Joseph Martinet, imprimeur de la Résistance :
la liberté de l’esprit et l'esprit de liberté
En 1975, à l'occasion du 30ème anniversaire de la libération des camps, Le Progrès a organisé dans
ses locaux de la rue de la République une exposition sur la presse clandestine pendant l’Occupation.
On mentionne que dès 1941, un maître imprimeur tirait sur une machine artisanale le premier
numéro de la presse clandestine "les Petites Ailes". Allaient suivre "Vérités", "Combat", « France »,
Libération", « La Marseillaise », puis lorsque fut arrêté un autre imprimeur clandestin « Franc-
Tireur », et le « Courrier du Témoignage chrétien ». Il s’agit des Martinet. Il est né à Lyon en 1903,
mort à Vaux-en-Velin en 86, sa femme est née aux Razes le 18 Avril 1907 fille de Jean Vachon,
menuisier, et décédée en 2003. Ils ont habité quelques temps les Razes.
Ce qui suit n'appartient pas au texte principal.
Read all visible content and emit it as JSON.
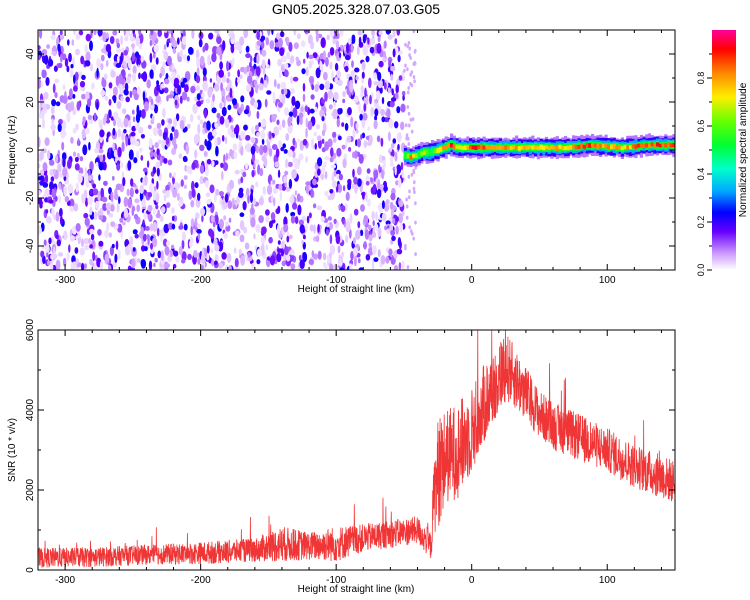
{
  "title": "GN05.2025.328.07.03.G05",
  "colors": {
    "snr_line": "#ef3535",
    "plot_bg": "#ffffff",
    "axis": "#000000"
  },
  "chart_data": [
    {
      "type": "heatmap",
      "xlabel": "Height of straight line (km)",
      "ylabel": "Frequency (Hz)",
      "xlim": [
        -320,
        150
      ],
      "ylim": [
        -50,
        50
      ],
      "xticks": [
        -300,
        -200,
        -100,
        0,
        100
      ],
      "xtick_labels": [
        "-300",
        "-200",
        "-100",
        "0",
        "100"
      ],
      "yticks": [
        -40,
        -20,
        0,
        20,
        40
      ],
      "ytick_labels": [
        "-40",
        "-20",
        "0",
        "20",
        "40"
      ],
      "noise_region_x": [
        -320,
        -50
      ],
      "noise_amplitude_range": [
        0.0,
        0.2
      ],
      "signal_region_x": [
        -50,
        150
      ],
      "signal_ridge": {
        "x": [
          -50,
          -45,
          -40,
          -35,
          -30,
          -25,
          -20,
          -15,
          -10,
          0,
          10,
          40,
          70,
          90,
          110,
          130,
          150
        ],
        "frequency": [
          -2.0,
          -3.0,
          -2.0,
          -1.0,
          -1.0,
          0.0,
          1.0,
          2.0,
          1.0,
          1.0,
          1.0,
          1.0,
          1.0,
          2.0,
          1.0,
          2.0,
          2.0
        ],
        "peak_amplitude": [
          0.5,
          0.9,
          0.6,
          0.7,
          0.5,
          0.8,
          0.9,
          0.95,
          0.7,
          0.95,
          0.9,
          0.8,
          0.85,
          0.95,
          0.8,
          0.95,
          0.95
        ]
      },
      "colorbar": {
        "label": "Normalized spectral amplitude",
        "ticks": [
          0.0,
          0.2,
          0.4,
          0.6,
          0.8
        ],
        "tick_labels": [
          "0.0",
          "0.2",
          "0.4",
          "0.6",
          "0.8"
        ],
        "range": [
          0.0,
          1.0
        ]
      }
    },
    {
      "type": "line",
      "xlabel": "Height of straight line (km)",
      "ylabel": "SNR (10 * v/v)",
      "xlim": [
        -320,
        150
      ],
      "ylim": [
        0,
        6000
      ],
      "xticks": [
        -300,
        -200,
        -100,
        0,
        100
      ],
      "xtick_labels": [
        "-300",
        "-200",
        "-100",
        "0",
        "100"
      ],
      "yticks": [
        0,
        2000,
        4000,
        6000
      ],
      "ytick_labels": [
        "0",
        "2000",
        "4000",
        "6000"
      ],
      "series": [
        {
          "name": "SNR",
          "x": [
            -320,
            -280,
            -240,
            -200,
            -160,
            -140,
            -120,
            -100,
            -80,
            -60,
            -40,
            -30,
            -28,
            -25,
            -20,
            -10,
            0,
            10,
            20,
            25,
            30,
            40,
            50,
            60,
            80,
            100,
            120,
            150
          ],
          "y_center": [
            300,
            320,
            380,
            420,
            500,
            650,
            600,
            650,
            800,
            900,
            1000,
            600,
            1800,
            2400,
            2800,
            3000,
            3500,
            4200,
            4800,
            5100,
            4900,
            4400,
            3900,
            3600,
            3300,
            3000,
            2600,
            2200
          ],
          "y_spread": [
            250,
            250,
            250,
            280,
            300,
            450,
            350,
            450,
            350,
            350,
            350,
            350,
            900,
            1400,
            1200,
            1200,
            1100,
            1000,
            900,
            900,
            800,
            700,
            600,
            600,
            600,
            550,
            550,
            550
          ]
        }
      ]
    }
  ]
}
L’imprimerie clandestine a besoin d’argent, de papier, de rotatives, très repérables car bruyantes. Le
papier et l’encre sont fournis par les parachutages des Alliés ou achetés au marché noir. A Lyon le
Progrès en donne jusqu’à son sabordage : son directeur et de nombreux membres du personnel sont
résistants ou sympathisants. Les presses sont rares, les écrits souvent rédigés à la main. La diffusion
est dangereuse, le Code des otages du 30 septembre 1941 précise que les otages doivent être choisis
en premier lieu parmi « les personnes qui ont collaboré à la distribution de tracts ». La transmission
de la main à la main et l’information orale répercutent les informations de la presse clandestine, de
plus en plus crédible par rapport à la presse collaboratrice dont on voit bien qu’elle ment. Les
imprimeurs de la Résistance fabriquent aussi des cartes d’identité, d’alimentation, des feuilles de
démobilisation et pour cela les tampons de légalisation et même les cachets allemands.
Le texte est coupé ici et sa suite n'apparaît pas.